N-2-2-030.50.2

Parallel Processors and Gigabit Networks
by Craig Partridge
<craig@aland.bbn.com>

    Computers that use multiple processors are becoming an increasingly
important part of the computing milieu.  Most supercomputers today use
multiple processors in parallel, and the technology is rapidly moving into
workstations and PCs.  As a result, it seems inevitable that attaching
parallel processors to gigabit networks is a a problem we will need to
solve.  This quarter's column takes a look at some of what is currently
known about parallel processing of network protocols.

    It is important to recognize that parallel processing of network
protocols is a hard problem.  An example illustrates the point.  A major
supercomputing company took some care about a year ago to develop what they
thought would be a high quality TCP/IP implementation for their multiprocessor.
But when they tested its performance they discovered that it could handle only
a few thousand TCP/IP datagrams per second! (That's about what a good PC can
handle).  There are a lot of potential bottlenecks in parallel processing
of protocols, and this implementation had hit a couple of them.  In the
next few paragraphs we'll examine some of the major problems and their
solutions (if known).

    The most important major bottleneck can be described as the
serial-to-parallel problem.  In brief, the problem that there's a single
network interface into the parallel computer and that something in the system
has to coordinate moving data from a single interface to multiple processors
(or from multiple processors to a single interface).  The coordinating
something is typically a single processor, which inevitably means that
the multiprocessor system's packet processing rate is bounded by the
maximum rate that a single one of its processors can move packets on
and off the network.  Complicating this problem is the fact that on many
parallel processing machines, a single application may be running in parallel
on several processors.  So a single TCP segment may contain data destined
for several different processors - in some implementations, the poor
processor managing the interface often has to parse the TCP segment
to figure out which processors get which pieces of the data.  There
are at least two ways people are trying to handle this problem.

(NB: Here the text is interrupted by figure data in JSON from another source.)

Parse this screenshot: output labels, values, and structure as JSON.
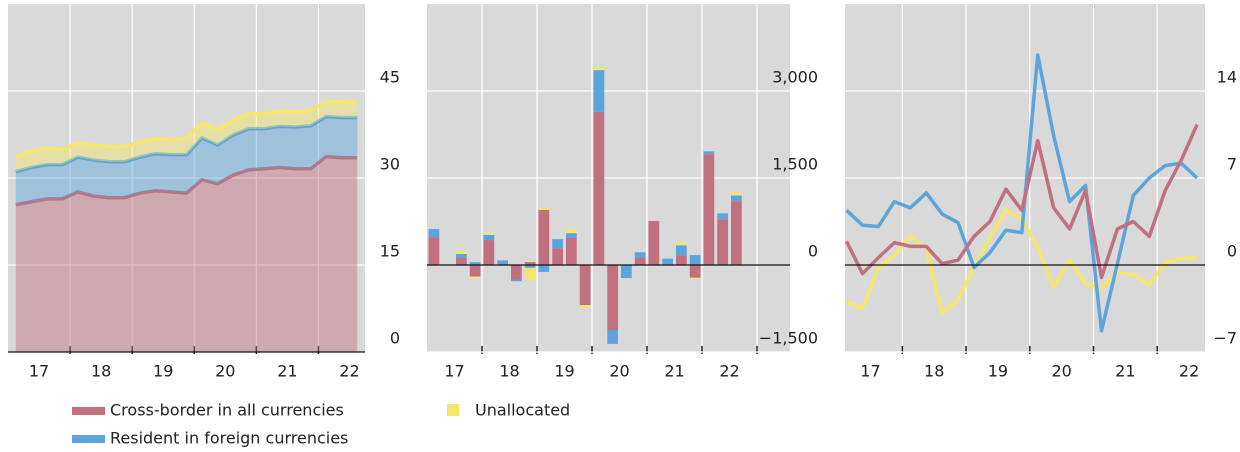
{
  "chart_data": [
    {
      "type": "area",
      "x": [
        2017.125,
        2017.375,
        2017.625,
        2017.875,
        2018.125,
        2018.375,
        2018.625,
        2018.875,
        2019.125,
        2019.375,
        2019.625,
        2019.875,
        2020.125,
        2020.375,
        2020.625,
        2020.875,
        2021.125,
        2021.375,
        2021.625,
        2021.875,
        2022.125,
        2022.375,
        2022.625
      ],
      "xlim": [
        2017.0,
        2022.75
      ],
      "xticks": [
        {
          "value": 2017.5,
          "label": "17"
        },
        {
          "value": 2018.5,
          "label": "18"
        },
        {
          "value": 2019.5,
          "label": "19"
        },
        {
          "value": 2020.5,
          "label": "20"
        },
        {
          "value": 2021.5,
          "label": "21"
        },
        {
          "value": 2022.5,
          "label": "22"
        }
      ],
      "xgrid": [
        2018,
        2019,
        2020,
        2021,
        2022
      ],
      "ylim": [
        0,
        60
      ],
      "yticks": [
        0,
        15,
        30,
        45
      ],
      "grid": true,
      "series": [
        {
          "name": "Cross-border in all currencies",
          "color": "#c0707f",
          "values": [
            25.4,
            25.9,
            26.4,
            26.4,
            27.6,
            26.9,
            26.6,
            26.6,
            27.4,
            27.8,
            27.6,
            27.4,
            29.7,
            29.0,
            30.5,
            31.4,
            31.6,
            31.8,
            31.6,
            31.6,
            33.7,
            33.5,
            33.5
          ]
        },
        {
          "name": "Resident in foreign currencies",
          "color": "#5ba5dc",
          "values": [
            5.7,
            5.9,
            5.9,
            5.9,
            6.0,
            6.2,
            6.2,
            6.2,
            6.2,
            6.4,
            6.4,
            6.6,
            7.2,
            6.7,
            6.9,
            7.1,
            6.9,
            7.1,
            7.2,
            7.4,
            6.9,
            6.9,
            6.9
          ]
        },
        {
          "name": "Unallocated",
          "color": "#f5e66a",
          "values": [
            2.6,
            2.8,
            2.8,
            2.6,
            2.4,
            2.6,
            2.6,
            2.6,
            2.6,
            2.6,
            2.6,
            2.8,
            2.6,
            2.6,
            2.6,
            2.6,
            2.6,
            2.6,
            2.6,
            2.6,
            2.6,
            2.8,
            2.6
          ]
        }
      ]
    },
    {
      "type": "bar",
      "x": [
        2017.125,
        2017.375,
        2017.625,
        2017.875,
        2018.125,
        2018.375,
        2018.625,
        2018.875,
        2019.125,
        2019.375,
        2019.625,
        2019.875,
        2020.125,
        2020.375,
        2020.625,
        2020.875,
        2021.125,
        2021.375,
        2021.625,
        2021.875,
        2022.125,
        2022.375,
        2022.625
      ],
      "xlim": [
        2017.0,
        2023.6
      ],
      "xticks": [
        {
          "value": 2017.5,
          "label": "17"
        },
        {
          "value": 2018.5,
          "label": "18"
        },
        {
          "value": 2019.5,
          "label": "19"
        },
        {
          "value": 2020.5,
          "label": "20"
        },
        {
          "value": 2021.5,
          "label": "21"
        },
        {
          "value": 2022.5,
          "label": "22"
        }
      ],
      "xgrid": [
        2018,
        2019,
        2020,
        2021,
        2022,
        2023
      ],
      "ylim": [
        -1500,
        4500
      ],
      "yticks": [
        {
          "value": -1500,
          "label": "−1,500"
        },
        0,
        {
          "value": 1500,
          "label": "1,500"
        },
        {
          "value": 3000,
          "label": "3,000"
        }
      ],
      "grid": true,
      "series": [
        {
          "name": "Cross-border in all currencies",
          "color": "#c0707f",
          "values": [
            480,
            10,
            120,
            -200,
            430,
            10,
            -250,
            50,
            950,
            290,
            465,
            -690,
            2640,
            -1120,
            0,
            120,
            760,
            10,
            170,
            -220,
            1910,
            790,
            1100
          ]
        },
        {
          "name": "Resident in foreign currencies",
          "color": "#5ba5dc",
          "values": [
            140,
            0,
            70,
            50,
            90,
            70,
            -30,
            -50,
            -120,
            155,
            85,
            0,
            720,
            -240,
            -225,
            100,
            0,
            100,
            170,
            170,
            50,
            100,
            100
          ]
        },
        {
          "name": "Unallocated",
          "color": "#f5e66a",
          "values": [
            0,
            0,
            50,
            -30,
            35,
            0,
            0,
            -200,
            35,
            0,
            70,
            -50,
            50,
            0,
            0,
            0,
            0,
            0,
            50,
            -20,
            0,
            0,
            50
          ]
        }
      ]
    },
    {
      "type": "line",
      "x": [
        2017.125,
        2017.375,
        2017.625,
        2017.875,
        2018.125,
        2018.375,
        2018.625,
        2018.875,
        2019.125,
        2019.375,
        2019.625,
        2019.875,
        2020.125,
        2020.375,
        2020.625,
        2020.875,
        2021.125,
        2021.375,
        2021.625,
        2021.875,
        2022.125,
        2022.375,
        2022.625
      ],
      "xlim": [
        2017.1,
        2022.75
      ],
      "xticks": [
        {
          "value": 2017.5,
          "label": "17"
        },
        {
          "value": 2018.5,
          "label": "18"
        },
        {
          "value": 2019.5,
          "label": "19"
        },
        {
          "value": 2020.5,
          "label": "20"
        },
        {
          "value": 2021.5,
          "label": "21"
        },
        {
          "value": 2022.5,
          "label": "22"
        }
      ],
      "xgrid": [
        2018,
        2019,
        2020,
        2021,
        2022
      ],
      "ylim": [
        -7,
        21
      ],
      "yticks": [
        {
          "value": -7,
          "label": "−7"
        },
        0,
        7,
        14
      ],
      "grid": true,
      "series": [
        {
          "name": "Cross-border in all currencies",
          "color": "#c0707f",
          "values": [
            1.9,
            -0.7,
            0.6,
            1.8,
            1.5,
            1.5,
            0.1,
            0.4,
            2.3,
            3.5,
            6.1,
            4.4,
            10.0,
            4.6,
            2.9,
            6.0,
            -1.0,
            2.9,
            3.5,
            2.3,
            6.0,
            8.4,
            11.3
          ]
        },
        {
          "name": "Resident in foreign currencies",
          "color": "#5ba5dc",
          "values": [
            4.4,
            3.2,
            3.1,
            5.1,
            4.6,
            5.8,
            4.1,
            3.4,
            -0.2,
            1.0,
            2.8,
            2.6,
            16.9,
            10.4,
            5.1,
            6.4,
            -5.3,
            0.1,
            5.6,
            7.0,
            8.0,
            8.2,
            7.0
          ]
        },
        {
          "name": "Unallocated",
          "color": "#f5e66a",
          "values": [
            -3.0,
            -3.5,
            -0.2,
            0.8,
            2.3,
            1.3,
            -3.9,
            -2.8,
            -0.2,
            2.2,
            4.4,
            3.7,
            1.4,
            -1.8,
            0.4,
            -1.5,
            -1.9,
            -0.6,
            -0.8,
            -1.6,
            0.2,
            0.5,
            0.6
          ]
        }
      ]
    }
  ]
}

    One approach is to put multiple network interfaces into the parallel
processor.  Data for a particular application, or piece of an application, is
sent to the network interface closest to the processors on which that
application is running.  By properly balancing networked applications across
the processors and interfaces, there's a good chance of achieving high
performance.  Experiments using this approach (as part of a broader study
of networking with parallel processors) are currently underway using
ATM network interfaces and Thinking Machines computers at the US Naval
Research Laboratory.

    Another approach is to try to minimize the work that the processor
managing the interface must do.  A popular idea is to simply the processor
move packets on and off the network, and move all the protocol processing to
a group of processors inside the system.  (Note that this approach is
complimentary to the multiple interface approach, and so they can both
be used).  The major puzzle in this approach is figuring out how best
to process packets in parallel within a group of processors.

    There are at least four known methods for parallel packet processing.
The first method is to assign a processor to each logical connection, which
handles all packets for that connection.  The major disadvantage of this
method is that even a connection that needs high throughput is limited
by the capacity of a single processor.

    The second method is assign a processor to each network protocol (e.g.,
one processor for IP, one for TCP, one for UDP).  Packets move from 
processor to processor for protocol processing.  Some of the problems with
this approach are that throughput is limited by the slowest protocol in
pipeline, and hopping from one processor to another is expensive in some
multiprocessors.

    The third method is to assign a processor to individual protocol
subfunctions.  So one processor might compute the TCP checksum, while another
does TCP sequencing and a third does round-trip time estimation.  The major
problem with this approach is that the cost of splitting pieces of the packet
(and related state like TCP protocol control blocks) across multiple processors
is typically far expensive than the cost of processing the TCP segment itself
(which is only about 100 instructions).

    The fourth (and to my mind, most promising) method is to assign a different
processor to each packet that comes in, and have the processor do all the
protocol processing on that packet.  This method largely addresses the
problems in the other three (a single connection can use multiple processors,
slow protocols don't affect other packets as much, and we don't have to split
packets across processors).  The main performance barrier is the occasional
need to share state.  For example, if two TCP segments for the same connection
are being handled on two different processors, the processors need to
coordinate their access to the TCP protocol control block to avoid corrupting
the TCP state information.  Work on this problem is being done at the
Swedish Institute of Computer Science.

    Finally, one of the key problems in multiprocessors is that most
multiprocessors are built using regular processor chips like those in
workstations and PCs.  And as earlier columns have explained, the networking
community is still working hard on making uniprocessor implementations on those
processors run fast.  So the people working on parallel processing actually
have a dual problem: first they have to make sure that their implementation
is well-tuned for their processors, and then they have to figure out how
to make the implementation run well in parallel.  So there are lots of
challenges in this area.

References: For a good survey of the work on parallel packet processing, see
the paper by Bjorkman and Gunningberg in the Proceedings of ACM SIGCOMM '94.